Among them, mobile payment transactions are being authorized with fingerprints; a railway is using fingerprint recognition to enable access onto trains; real estate developers are using fingerprints as e-keys; an airline is using the technology for pre-boarding flights; a ticket distributor is using fingerprint technology to enable ticket purchases via phones and to allow access to venues; and customers are using it to download mobile games.

Each of these applications is in the pilot stage or transitioning to a public launch, according to Mansfield.

By the end of this year, AuthenTec expects to sell 3 million fingerprint sensors into Japan, said Mansfield. Next, the company plans to target Korea. Mansfield speculated that China will launch fingerprint technology in the first half of 2005, Europe will launch it in the second half of 2005 and the United States will follow in the early 2006 time frame.

In further validation of demand for fingerprint technology on wireless devices, Silicon Valley-based Atrua Technologies Inc. was expected to announce this week it has raised $12 million in Series B financing, led by NeoCarta Ventures and existing investors including Nokia Venture Partners, Ericsson Venture Partners and Intel Capital.

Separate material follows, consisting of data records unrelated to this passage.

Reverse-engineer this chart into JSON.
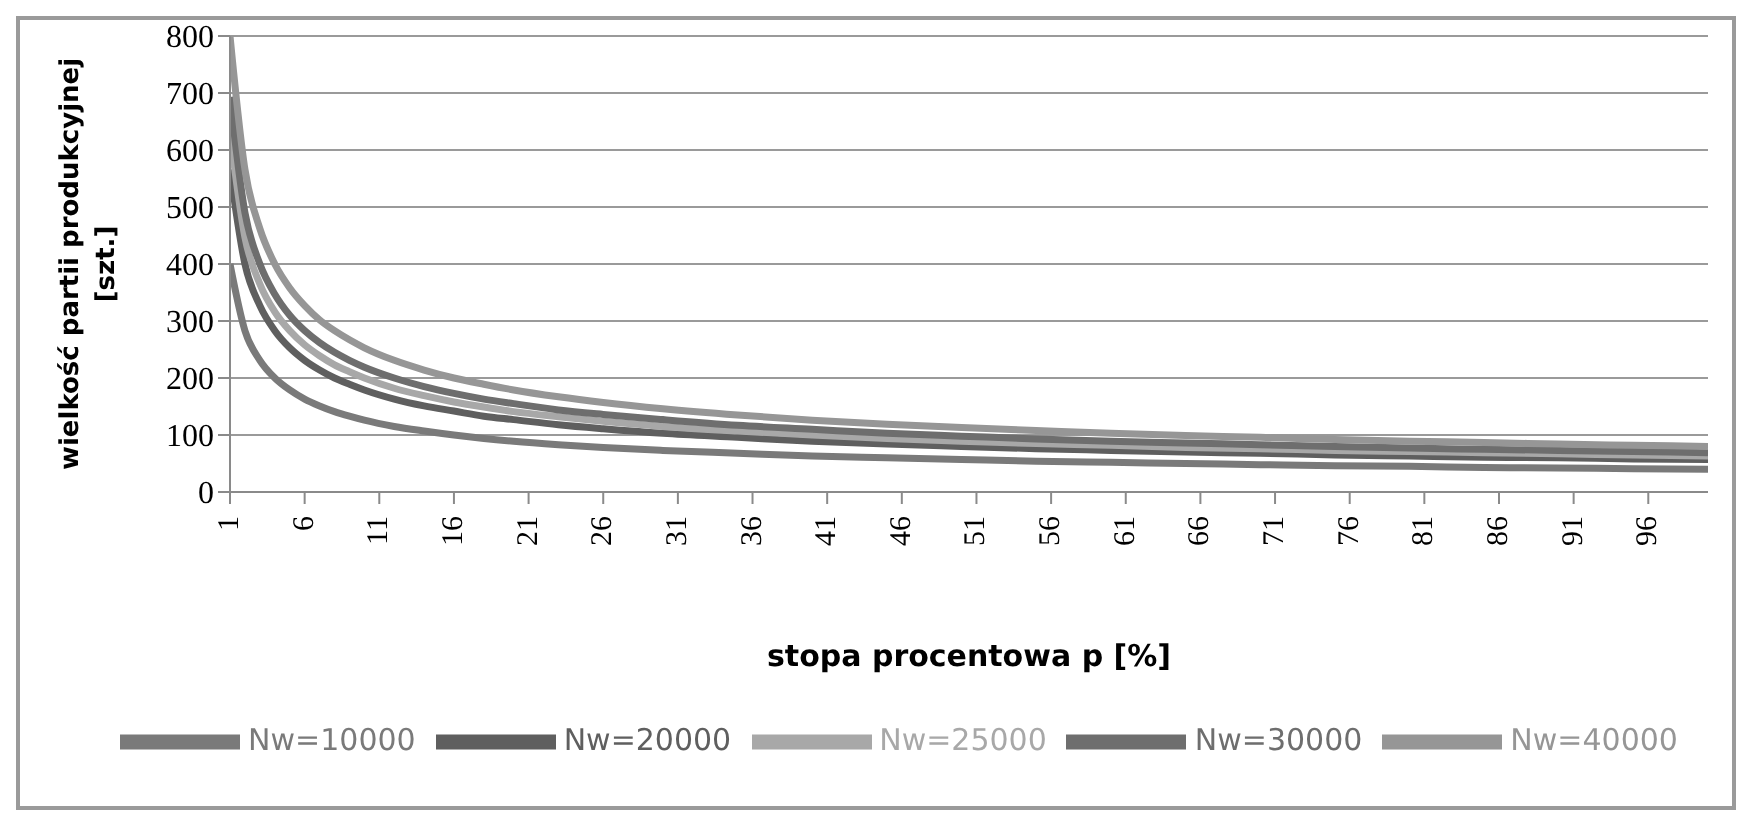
{
  "chart_data": {
    "type": "line",
    "xlabel": "stopa procentowa p [%]",
    "ylabel": "wielkość partii produkcyjnej [szt.]",
    "x": [
      1,
      2,
      3,
      4,
      5,
      6,
      7,
      8,
      9,
      10,
      12,
      14,
      16,
      18,
      20,
      23,
      26,
      30,
      35,
      40,
      45,
      50,
      55,
      60,
      65,
      70,
      75,
      80,
      85,
      90,
      95,
      100
    ],
    "xlim": [
      1,
      100
    ],
    "xticks": [
      1,
      6,
      11,
      16,
      21,
      26,
      31,
      36,
      41,
      46,
      51,
      56,
      61,
      66,
      71,
      76,
      81,
      86,
      91,
      96
    ],
    "ylim": [
      0,
      800
    ],
    "yticks": [
      0,
      100,
      200,
      300,
      400,
      500,
      600,
      700,
      800
    ],
    "grid": "y",
    "legend": "bottom",
    "marker": "none",
    "line_style": "solid",
    "series": [
      {
        "name": "Nw=10000",
        "color": "#7a7a7a",
        "values": [
          400,
          283,
          231,
          200,
          179,
          163,
          151,
          141,
          133,
          126,
          115,
          107,
          100,
          94,
          89,
          83,
          78,
          73,
          68,
          63,
          60,
          57,
          54,
          52,
          50,
          48,
          46,
          45,
          43,
          42,
          41,
          40
        ]
      },
      {
        "name": "Nw=20000",
        "color": "#5f5f5f",
        "values": [
          566,
          400,
          327,
          283,
          253,
          231,
          214,
          200,
          189,
          179,
          163,
          151,
          142,
          133,
          127,
          118,
          111,
          103,
          96,
          89,
          84,
          80,
          76,
          73,
          70,
          68,
          65,
          63,
          61,
          60,
          58,
          57
        ]
      },
      {
        "name": "Nw=25000",
        "color": "#a8a8a8",
        "values": [
          632,
          447,
          365,
          316,
          283,
          258,
          239,
          223,
          211,
          200,
          182,
          169,
          158,
          149,
          141,
          132,
          124,
          115,
          107,
          100,
          94,
          89,
          85,
          82,
          78,
          76,
          73,
          71,
          69,
          67,
          65,
          63
        ]
      },
      {
        "name": "Nw=30000",
        "color": "#6e6e6e",
        "values": [
          693,
          490,
          400,
          347,
          310,
          283,
          262,
          245,
          231,
          219,
          200,
          185,
          173,
          163,
          155,
          144,
          136,
          127,
          117,
          110,
          103,
          98,
          93,
          89,
          86,
          83,
          80,
          77,
          75,
          73,
          71,
          69
        ]
      },
      {
        "name": "Nw=40000",
        "color": "#969696",
        "values": [
          800,
          566,
          462,
          400,
          358,
          327,
          302,
          283,
          267,
          253,
          231,
          214,
          200,
          189,
          179,
          167,
          157,
          146,
          135,
          126,
          119,
          113,
          108,
          103,
          99,
          96,
          92,
          89,
          87,
          84,
          82,
          80
        ]
      }
    ]
  }
}
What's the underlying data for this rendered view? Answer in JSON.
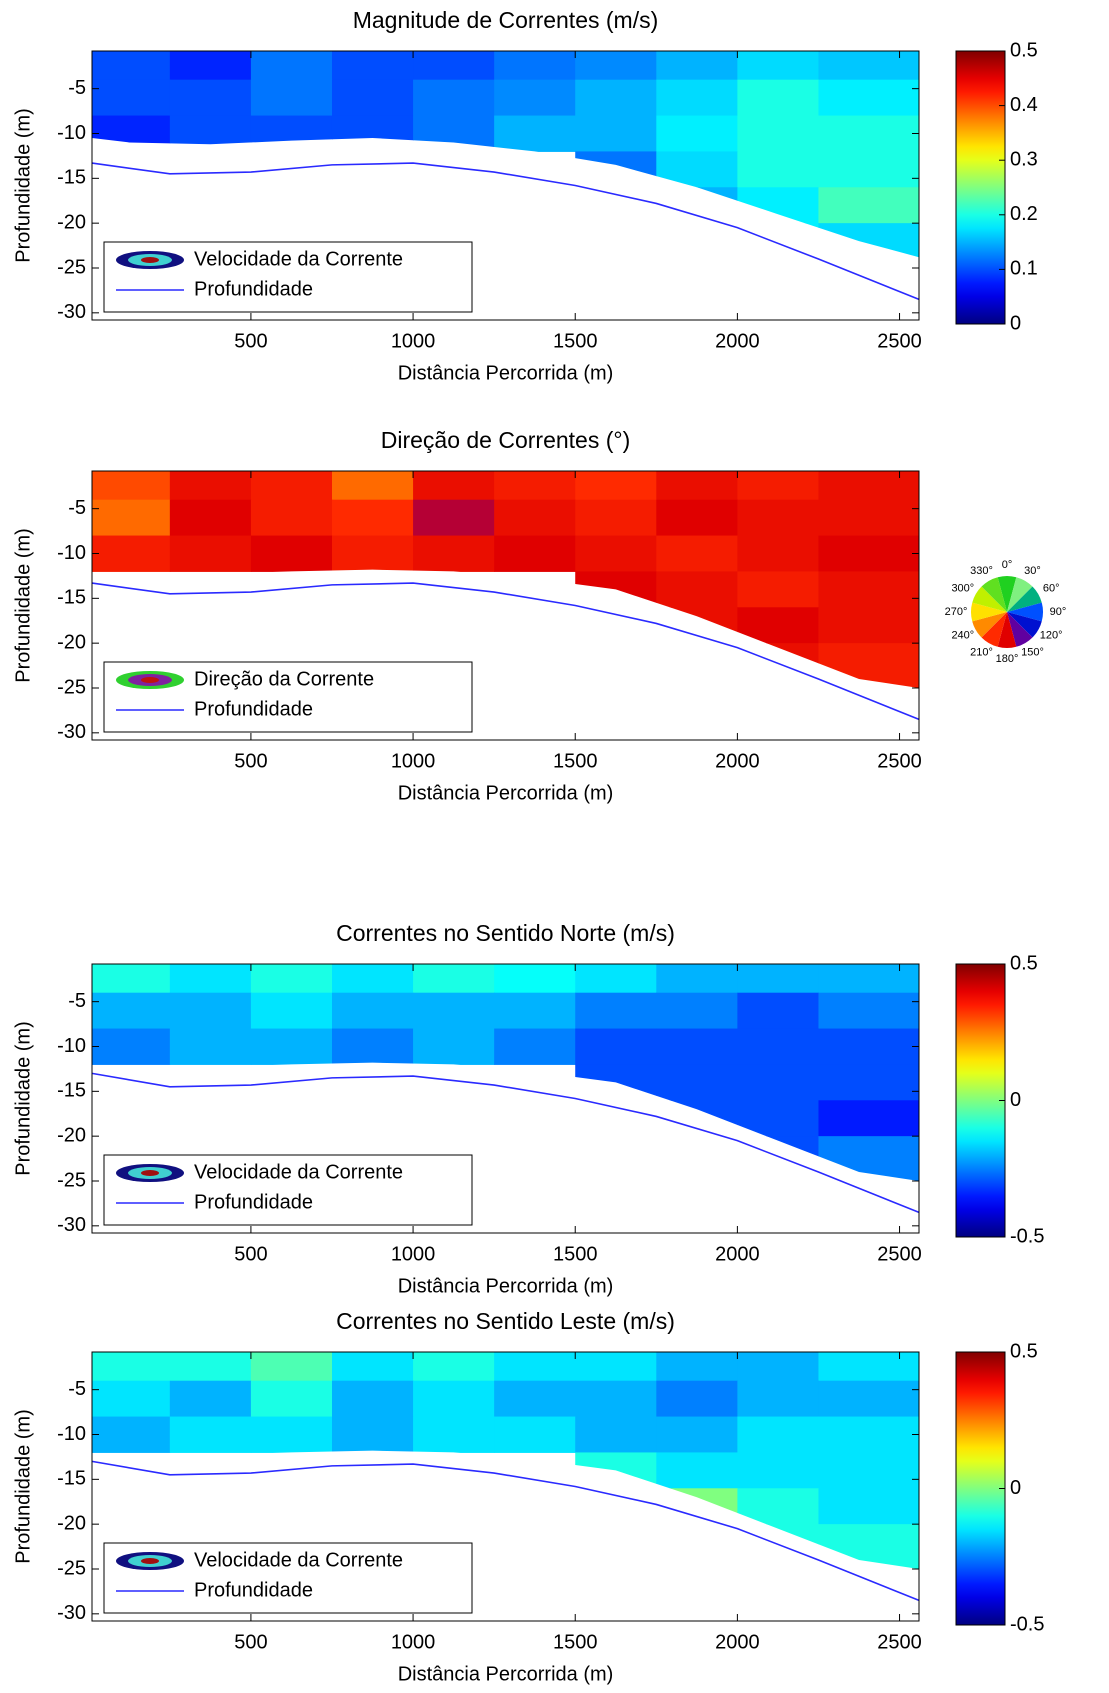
{
  "chart_data": [
    {
      "type": "contour",
      "title": "Magnitude de Correntes (m/s)",
      "xlabel": "Distância Percorrida (m)",
      "ylabel": "Profundidade (m)",
      "xlim": [
        10,
        2560
      ],
      "ylim": [
        -30.8,
        -0.8
      ],
      "xticks": [
        500,
        1000,
        1500,
        2000,
        2500
      ],
      "yticks": [
        -5,
        -10,
        -15,
        -20,
        -25,
        -30
      ],
      "colormap": "jet",
      "clim": [
        0,
        0.5
      ],
      "cticks": [
        0,
        0.1,
        0.2,
        0.3,
        0.4,
        0.5
      ],
      "grid_x": [
        125,
        375,
        625,
        875,
        1125,
        1375,
        1625,
        1875,
        2125,
        2375
      ],
      "grid_depth": [
        -2,
        -6,
        -10,
        -14,
        -18,
        -22
      ],
      "values": [
        [
          0.1,
          0.08,
          0.12,
          0.1,
          0.1,
          0.12,
          0.13,
          0.15,
          0.17,
          0.16
        ],
        [
          0.1,
          0.1,
          0.12,
          0.1,
          0.12,
          0.13,
          0.15,
          0.17,
          0.2,
          0.18
        ],
        [
          0.08,
          0.1,
          0.1,
          0.1,
          0.12,
          0.15,
          0.15,
          0.18,
          0.2,
          0.2
        ],
        [
          null,
          null,
          null,
          null,
          null,
          null,
          0.12,
          0.17,
          0.2,
          0.2
        ],
        [
          null,
          null,
          null,
          null,
          null,
          null,
          null,
          0.15,
          0.18,
          0.22
        ],
        [
          null,
          null,
          null,
          null,
          null,
          null,
          null,
          null,
          0.18,
          0.17
        ]
      ],
      "data_bottom": {
        "x": [
          10,
          125,
          375,
          625,
          875,
          1125,
          1375,
          1625,
          1875,
          2125,
          2375,
          2560
        ],
        "y": [
          -10.5,
          -11,
          -11.2,
          -10.8,
          -10.5,
          -11,
          -12,
          -13.5,
          -16,
          -19,
          -22,
          -23.8
        ]
      },
      "depth_line": {
        "color": "#2a2aff",
        "x": [
          10,
          250,
          500,
          750,
          1000,
          1250,
          1500,
          1750,
          2000,
          2250,
          2560
        ],
        "y": [
          -13.3,
          -14.5,
          -14.3,
          -13.5,
          -13.3,
          -14.3,
          -15.8,
          -17.8,
          -20.5,
          -24,
          -28.5
        ]
      },
      "legend": [
        "Velocidade da Corrente",
        "Profundidade"
      ],
      "legend_icon_colors": [
        "#101080",
        "#40d0d0",
        "#a01010"
      ]
    },
    {
      "type": "contour",
      "title": "Direção de Correntes (°)",
      "xlabel": "Distância Percorrida (m)",
      "ylabel": "Profundidade (m)",
      "xlim": [
        10,
        2560
      ],
      "ylim": [
        -30.8,
        -0.8
      ],
      "xticks": [
        500,
        1000,
        1500,
        2000,
        2500
      ],
      "yticks": [
        -5,
        -10,
        -15,
        -20,
        -25,
        -30
      ],
      "colormap": "wheel",
      "wheel_ticks": [
        {
          "value": 0,
          "label": "0°"
        },
        {
          "value": 30,
          "label": "30°"
        },
        {
          "value": 60,
          "label": "60°"
        },
        {
          "value": 90,
          "label": "90°"
        },
        {
          "value": 120,
          "label": "120°"
        },
        {
          "value": 150,
          "label": "150°"
        },
        {
          "value": 180,
          "label": "180°"
        },
        {
          "value": 210,
          "label": "210°"
        },
        {
          "value": 240,
          "label": "240°"
        },
        {
          "value": 270,
          "label": "270°"
        },
        {
          "value": 300,
          "label": "300°"
        },
        {
          "value": 330,
          "label": "330°"
        }
      ],
      "wheel_colors": [
        "#20d020",
        "#80f080",
        "#00b080",
        "#0050ff",
        "#0010d0",
        "#6000a0",
        "#e00000",
        "#ff2a00",
        "#ff8a00",
        "#ffe000",
        "#c0f000",
        "#60e020"
      ],
      "grid_x": [
        125,
        375,
        625,
        875,
        1125,
        1375,
        1625,
        1875,
        2125,
        2375
      ],
      "grid_depth": [
        -2,
        -6,
        -10,
        -14,
        -18,
        -22
      ],
      "values": [
        [
          220,
          190,
          200,
          230,
          190,
          200,
          210,
          190,
          200,
          190
        ],
        [
          230,
          180,
          200,
          210,
          170,
          190,
          200,
          180,
          190,
          190
        ],
        [
          200,
          190,
          180,
          200,
          190,
          180,
          190,
          200,
          190,
          180
        ],
        [
          null,
          null,
          null,
          null,
          null,
          null,
          180,
          190,
          200,
          190
        ],
        [
          null,
          null,
          null,
          null,
          null,
          null,
          null,
          190,
          180,
          190
        ],
        [
          null,
          null,
          null,
          null,
          null,
          null,
          null,
          null,
          190,
          200
        ]
      ],
      "data_bottom": {
        "x": [
          10,
          125,
          375,
          625,
          875,
          1125,
          1375,
          1625,
          1875,
          2125,
          2375,
          2560
        ],
        "y": [
          -12.5,
          -12.5,
          -12.3,
          -12,
          -11.8,
          -12,
          -12.8,
          -14,
          -17,
          -20.5,
          -24,
          -25
        ]
      },
      "depth_line": {
        "color": "#2a2aff",
        "x": [
          10,
          250,
          500,
          750,
          1000,
          1250,
          1500,
          1750,
          2000,
          2250,
          2560
        ],
        "y": [
          -13.3,
          -14.5,
          -14.3,
          -13.5,
          -13.3,
          -14.3,
          -15.8,
          -17.8,
          -20.5,
          -24,
          -28.5
        ]
      },
      "legend": [
        "Direção da Corrente",
        "Profundidade"
      ],
      "legend_icon_colors": [
        "#30d030",
        "#8020a0",
        "#c01010"
      ]
    },
    {
      "type": "contour",
      "title": "Correntes no Sentido Norte (m/s)",
      "xlabel": "Distância Percorrida (m)",
      "ylabel": "Profundidade (m)",
      "xlim": [
        10,
        2560
      ],
      "ylim": [
        -30.8,
        -0.8
      ],
      "xticks": [
        500,
        1000,
        1500,
        2000,
        2500
      ],
      "yticks": [
        -5,
        -10,
        -15,
        -20,
        -25,
        -30
      ],
      "colormap": "jet",
      "clim": [
        -0.5,
        0.5
      ],
      "cticks": [
        -0.5,
        0,
        0.5
      ],
      "grid_x": [
        125,
        375,
        625,
        875,
        1125,
        1375,
        1625,
        1875,
        2125,
        2375
      ],
      "grid_depth": [
        -2,
        -6,
        -10,
        -14,
        -18,
        -22
      ],
      "values": [
        [
          -0.1,
          -0.15,
          -0.1,
          -0.15,
          -0.1,
          -0.12,
          -0.15,
          -0.2,
          -0.2,
          -0.2
        ],
        [
          -0.2,
          -0.2,
          -0.15,
          -0.2,
          -0.2,
          -0.2,
          -0.25,
          -0.25,
          -0.3,
          -0.25
        ],
        [
          -0.25,
          -0.2,
          -0.2,
          -0.25,
          -0.2,
          -0.25,
          -0.3,
          -0.3,
          -0.3,
          -0.3
        ],
        [
          null,
          null,
          null,
          null,
          null,
          null,
          -0.3,
          -0.3,
          -0.3,
          -0.3
        ],
        [
          null,
          null,
          null,
          null,
          null,
          null,
          null,
          -0.3,
          -0.3,
          -0.35
        ],
        [
          null,
          null,
          null,
          null,
          null,
          null,
          null,
          null,
          -0.3,
          -0.25
        ]
      ],
      "data_bottom": {
        "x": [
          10,
          125,
          375,
          625,
          875,
          1125,
          1375,
          1625,
          1875,
          2125,
          2375,
          2560
        ],
        "y": [
          -12.3,
          -12.5,
          -12.3,
          -12,
          -11.8,
          -12,
          -12.8,
          -14,
          -17,
          -20.5,
          -24,
          -25
        ]
      },
      "depth_line": {
        "color": "#2a2aff",
        "x": [
          10,
          250,
          500,
          750,
          1000,
          1250,
          1500,
          1750,
          2000,
          2250,
          2560
        ],
        "y": [
          -13,
          -14.5,
          -14.3,
          -13.5,
          -13.3,
          -14.3,
          -15.8,
          -17.8,
          -20.5,
          -24,
          -28.5
        ]
      },
      "legend": [
        "Velocidade da Corrente",
        "Profundidade"
      ],
      "legend_icon_colors": [
        "#101080",
        "#40d0d0",
        "#a01010"
      ]
    },
    {
      "type": "contour",
      "title": "Correntes no Sentido Leste (m/s)",
      "xlabel": "Distância Percorrida (m)",
      "ylabel": "Profundidade (m)",
      "xlim": [
        10,
        2560
      ],
      "ylim": [
        -30.8,
        -0.8
      ],
      "xticks": [
        500,
        1000,
        1500,
        2000,
        2500
      ],
      "yticks": [
        -5,
        -10,
        -15,
        -20,
        -25,
        -30
      ],
      "colormap": "jet",
      "clim": [
        -0.5,
        0.5
      ],
      "cticks": [
        -0.5,
        0,
        0.5
      ],
      "grid_x": [
        125,
        375,
        625,
        875,
        1125,
        1375,
        1625,
        1875,
        2125,
        2375
      ],
      "grid_depth": [
        -2,
        -6,
        -10,
        -14,
        -18,
        -22
      ],
      "values": [
        [
          -0.1,
          -0.1,
          -0.05,
          -0.15,
          -0.1,
          -0.15,
          -0.15,
          -0.2,
          -0.2,
          -0.15
        ],
        [
          -0.15,
          -0.2,
          -0.1,
          -0.2,
          -0.15,
          -0.2,
          -0.2,
          -0.25,
          -0.2,
          -0.2
        ],
        [
          -0.2,
          -0.15,
          -0.15,
          -0.2,
          -0.15,
          -0.15,
          -0.2,
          -0.2,
          -0.15,
          -0.15
        ],
        [
          null,
          null,
          null,
          null,
          null,
          null,
          -0.1,
          -0.15,
          -0.15,
          -0.15
        ],
        [
          null,
          null,
          null,
          null,
          null,
          null,
          null,
          0,
          -0.1,
          -0.15
        ],
        [
          null,
          null,
          null,
          null,
          null,
          null,
          null,
          null,
          -0.1,
          -0.1
        ]
      ],
      "data_bottom": {
        "x": [
          10,
          125,
          375,
          625,
          875,
          1125,
          1375,
          1625,
          1875,
          2125,
          2375,
          2560
        ],
        "y": [
          -12.3,
          -12.5,
          -12.3,
          -12,
          -11.8,
          -12,
          -12.8,
          -14,
          -17,
          -20.5,
          -24,
          -25
        ]
      },
      "depth_line": {
        "color": "#2a2aff",
        "x": [
          10,
          250,
          500,
          750,
          1000,
          1250,
          1500,
          1750,
          2000,
          2250,
          2560
        ],
        "y": [
          -13,
          -14.5,
          -14.3,
          -13.5,
          -13.3,
          -14.3,
          -15.8,
          -17.8,
          -20.5,
          -24,
          -28.5
        ]
      },
      "legend": [
        "Velocidade da Corrente",
        "Profundidade"
      ],
      "legend_icon_colors": [
        "#101080",
        "#40d0d0",
        "#a01010"
      ]
    }
  ]
}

Atrua, now in production with its first product, has garnered interest from the mobile space, as well as from companies that make USB memory devices and MP3 players, according to Anthony Gioeli, the company’s president and chief executive officer.

Atrua’s fingerprint sensors are now shipping to manufacturers in Asia, including leading mobile-phone manufacturers and other electronic device companies, and Gioeli said he expects to see products in the market by the end of this quarter or early next quarter.

Aside from fingerprint-recognition uses for authentication and m-commerce, Atrua is also in talks with the gaming community and application developers to use fingerprint algorithms to develop multimedia controls for wireless devices. Using the technology, a user’s finger would act as a mouse or cursor to navigate the screen, scroll through menus and to enable four-dimensional gaming functionality, according to Gioeli.